Keadaan sedemikian rupa, karena kesabaran rakyat Jailolo sudah tidak dapat dibendung lagi. Gezaaghebber Agerbeek dengan nekad hendak melompat dari loteng rumahnya ke tanah. Banau dengan parang terhunus telah siap menanti dari bawah. Saat Gezaaghebber Agerbeek mau akan melompat, dan bersamaan dengan itu suara pekik dan teriakan yang keluar dari mulut Banau adalah “Safa…Una” (sembelih… dia). Pedang pun terhunus ke dada Gezaagheber hingga tembus ke belakang kemudian dicincang lalu roboh ke tanah dan bersimbah darah.
Sebuah peristiwa yang belum pernah terjadi di bumi Maluku Utara sebelumnya, seorang pemimpin Belanda yang sangat ditakuti untuk wilayah sebuah distrik (Jailolo) terbunuh ketika itu juga. Ia kemudian dikuburkan disamping kantor/kediamannya tersebut. Sedangkan Ambtenaar Belanda yang lainnya lari terbirit-birit untuk menyelematkan dirinya dengan perahu ke Ternate pada malam hari itu juga untuk melaporkan kejadian berdarah tersebut kepada penguasa Belanda di Ternate dalam hal ini Asisten Residen dan Penguasa Militer yang disebut Kaptein Kota. Penguasa di Ternate memerintahkan untuk segera mempersiapkan bala bantuan militer agar segera dikirim ke Jailolo untuk memulihkan situasi.
Pada tanggal 14 September 1914, dua hari setelah peristiwa, bala bantuan kompeni Belanda tiba di Jailolo dari Ternate dengan menggunakan kapal perang S.S Van Overstraten yang berlabuh di perairan teluk Jailolo, Pasukan yang dipimpin oleh Letnan Ouweriling. Karena tidak bisa merapat ke pelabuhan Jailolo, pasukan digiring untuk mendarat dengan menggunakan sekoci-sekoci kecil. Namun dari pihak Banau dan kawan-kawan tidak sedikitpun gentar menghadapi situasi ini. Mereka dengan senjata sederhana menghadang dan terjadi pertumpahan darah di sekitar pelabuhan Jailolo, senjata api pun banyak berpindah tangan ke anak buah Banau, banyak korban berguguran di kedua belah pihak. Dalam pertempuran ini Letnan Ouweriling tewas menemui ajalnya di medan laga, sedangkan salah satu anak buah terbaiknya yang bernama Sersan Wort juga terluka parah dan kemudian dievakuasi ke Ternate. Perlengkapan perang, tambahan personil bala bantuan dan logistik terus dikirim ke Jailolo. Melihat situasi tidak memungkinkan, Banau menyingkir ke pedalaman dan melakukan satrategi “Gorela” atau dikenal dengan gerilya. Perang Jailolo tidak berlangsung lama, namun Belanda kewalahan dan tidak mampu menangkap dan menghadapi Banau dan anak buahnya yang menggnakan strategi taktis gorela-nya.
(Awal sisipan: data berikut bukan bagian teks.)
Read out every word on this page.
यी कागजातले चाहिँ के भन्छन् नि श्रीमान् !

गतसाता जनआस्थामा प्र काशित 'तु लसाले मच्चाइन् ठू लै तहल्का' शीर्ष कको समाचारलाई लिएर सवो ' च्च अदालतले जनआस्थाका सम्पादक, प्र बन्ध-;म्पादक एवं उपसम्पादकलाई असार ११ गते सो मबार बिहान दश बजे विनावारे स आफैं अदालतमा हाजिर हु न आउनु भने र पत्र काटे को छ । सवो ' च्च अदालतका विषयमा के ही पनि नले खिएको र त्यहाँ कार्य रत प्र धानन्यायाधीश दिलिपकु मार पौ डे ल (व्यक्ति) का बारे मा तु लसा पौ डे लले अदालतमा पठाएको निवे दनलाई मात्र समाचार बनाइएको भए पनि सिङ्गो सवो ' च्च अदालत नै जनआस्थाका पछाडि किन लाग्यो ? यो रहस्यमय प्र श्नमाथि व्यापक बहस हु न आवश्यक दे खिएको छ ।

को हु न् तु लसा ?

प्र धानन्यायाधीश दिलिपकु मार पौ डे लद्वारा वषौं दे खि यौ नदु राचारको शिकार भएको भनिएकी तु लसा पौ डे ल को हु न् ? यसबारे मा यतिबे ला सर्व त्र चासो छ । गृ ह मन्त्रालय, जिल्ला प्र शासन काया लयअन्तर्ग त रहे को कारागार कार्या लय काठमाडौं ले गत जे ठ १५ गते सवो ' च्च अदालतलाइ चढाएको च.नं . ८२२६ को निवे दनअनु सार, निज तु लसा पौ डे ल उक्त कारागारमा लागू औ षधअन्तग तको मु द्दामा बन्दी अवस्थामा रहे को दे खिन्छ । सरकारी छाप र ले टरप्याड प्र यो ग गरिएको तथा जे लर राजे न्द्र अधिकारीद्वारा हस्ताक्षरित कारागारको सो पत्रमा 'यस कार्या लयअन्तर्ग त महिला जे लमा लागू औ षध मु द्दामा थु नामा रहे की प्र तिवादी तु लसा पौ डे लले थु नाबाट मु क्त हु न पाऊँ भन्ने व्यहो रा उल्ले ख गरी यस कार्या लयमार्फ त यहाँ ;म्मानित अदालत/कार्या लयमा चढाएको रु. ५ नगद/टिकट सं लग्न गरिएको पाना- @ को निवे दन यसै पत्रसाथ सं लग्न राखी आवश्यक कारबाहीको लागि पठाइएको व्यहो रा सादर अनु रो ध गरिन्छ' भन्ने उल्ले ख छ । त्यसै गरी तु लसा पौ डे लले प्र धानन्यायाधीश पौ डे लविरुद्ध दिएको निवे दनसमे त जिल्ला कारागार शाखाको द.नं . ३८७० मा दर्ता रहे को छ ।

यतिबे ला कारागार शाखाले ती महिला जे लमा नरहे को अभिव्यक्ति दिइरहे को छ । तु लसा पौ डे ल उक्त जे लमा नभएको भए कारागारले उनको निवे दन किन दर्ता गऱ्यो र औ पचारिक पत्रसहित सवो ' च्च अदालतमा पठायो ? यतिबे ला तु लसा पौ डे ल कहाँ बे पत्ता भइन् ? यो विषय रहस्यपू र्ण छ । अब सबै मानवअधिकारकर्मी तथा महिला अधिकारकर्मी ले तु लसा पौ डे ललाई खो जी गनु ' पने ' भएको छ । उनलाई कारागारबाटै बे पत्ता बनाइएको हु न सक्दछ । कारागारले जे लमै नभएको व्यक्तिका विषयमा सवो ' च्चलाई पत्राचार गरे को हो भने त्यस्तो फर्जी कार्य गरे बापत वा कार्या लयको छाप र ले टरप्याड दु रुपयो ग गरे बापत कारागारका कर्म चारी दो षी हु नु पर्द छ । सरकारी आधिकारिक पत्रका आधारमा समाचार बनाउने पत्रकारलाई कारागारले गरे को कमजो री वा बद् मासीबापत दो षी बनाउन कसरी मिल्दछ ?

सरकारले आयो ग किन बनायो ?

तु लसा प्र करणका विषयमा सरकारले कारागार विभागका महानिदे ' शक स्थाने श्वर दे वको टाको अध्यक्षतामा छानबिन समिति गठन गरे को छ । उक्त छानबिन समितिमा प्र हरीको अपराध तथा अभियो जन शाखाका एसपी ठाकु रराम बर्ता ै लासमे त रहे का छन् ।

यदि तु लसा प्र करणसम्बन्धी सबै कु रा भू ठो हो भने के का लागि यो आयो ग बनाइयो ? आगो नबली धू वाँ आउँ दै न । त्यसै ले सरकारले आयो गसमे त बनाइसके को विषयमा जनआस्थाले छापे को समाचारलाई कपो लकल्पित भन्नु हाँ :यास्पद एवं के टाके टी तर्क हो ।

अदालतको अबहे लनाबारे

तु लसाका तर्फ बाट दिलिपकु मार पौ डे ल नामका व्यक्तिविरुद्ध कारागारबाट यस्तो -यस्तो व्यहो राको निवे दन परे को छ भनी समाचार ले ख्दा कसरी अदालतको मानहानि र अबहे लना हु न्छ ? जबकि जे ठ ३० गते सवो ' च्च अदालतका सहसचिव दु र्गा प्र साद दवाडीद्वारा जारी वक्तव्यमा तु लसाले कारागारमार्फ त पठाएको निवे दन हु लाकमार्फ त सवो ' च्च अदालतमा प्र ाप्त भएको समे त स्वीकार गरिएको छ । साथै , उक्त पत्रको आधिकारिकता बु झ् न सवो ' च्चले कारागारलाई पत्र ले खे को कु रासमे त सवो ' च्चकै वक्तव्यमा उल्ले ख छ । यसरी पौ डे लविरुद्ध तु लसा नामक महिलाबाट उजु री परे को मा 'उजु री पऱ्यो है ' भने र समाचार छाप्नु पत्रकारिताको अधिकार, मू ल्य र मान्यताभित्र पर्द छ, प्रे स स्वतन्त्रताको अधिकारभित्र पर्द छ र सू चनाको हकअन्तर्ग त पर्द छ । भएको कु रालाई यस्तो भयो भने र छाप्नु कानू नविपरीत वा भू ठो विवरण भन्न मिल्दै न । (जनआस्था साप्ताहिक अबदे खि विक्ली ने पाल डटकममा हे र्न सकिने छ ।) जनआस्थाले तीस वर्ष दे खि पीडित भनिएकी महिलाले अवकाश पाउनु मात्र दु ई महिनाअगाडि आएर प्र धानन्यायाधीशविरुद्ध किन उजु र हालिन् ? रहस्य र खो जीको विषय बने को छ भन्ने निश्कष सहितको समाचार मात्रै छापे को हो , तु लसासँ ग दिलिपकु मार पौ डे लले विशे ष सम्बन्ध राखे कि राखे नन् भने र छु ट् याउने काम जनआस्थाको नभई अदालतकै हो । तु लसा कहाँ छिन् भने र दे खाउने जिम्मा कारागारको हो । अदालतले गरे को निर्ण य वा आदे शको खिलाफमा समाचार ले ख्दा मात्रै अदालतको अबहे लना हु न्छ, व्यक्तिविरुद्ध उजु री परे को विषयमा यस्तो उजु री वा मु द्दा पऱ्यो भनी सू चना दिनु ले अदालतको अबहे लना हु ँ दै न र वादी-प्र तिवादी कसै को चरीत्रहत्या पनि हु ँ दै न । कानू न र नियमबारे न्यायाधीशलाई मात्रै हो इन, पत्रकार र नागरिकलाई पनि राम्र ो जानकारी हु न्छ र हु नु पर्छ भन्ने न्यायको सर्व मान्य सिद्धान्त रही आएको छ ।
Upaya Penumpasan Pemberontakan Banau oleh Kompeni Belanda.
Pada saat-saat yang sangat genting dan rumit bagi pihak Belanda, yang mana di negerinya di dataran Eropa sana sedang berkecamuk Perang Dunia ke-I, sedangkan di dalah satu negeri di timur sini di Maluku Utara tepatnya di Jailolo sedang bergerilyanya banau dan kawan-kawan karena menuntut hak, martabat dan harga diri untuk bebas dan merdeka atas sejengkal tanah pusaka leluhurnya.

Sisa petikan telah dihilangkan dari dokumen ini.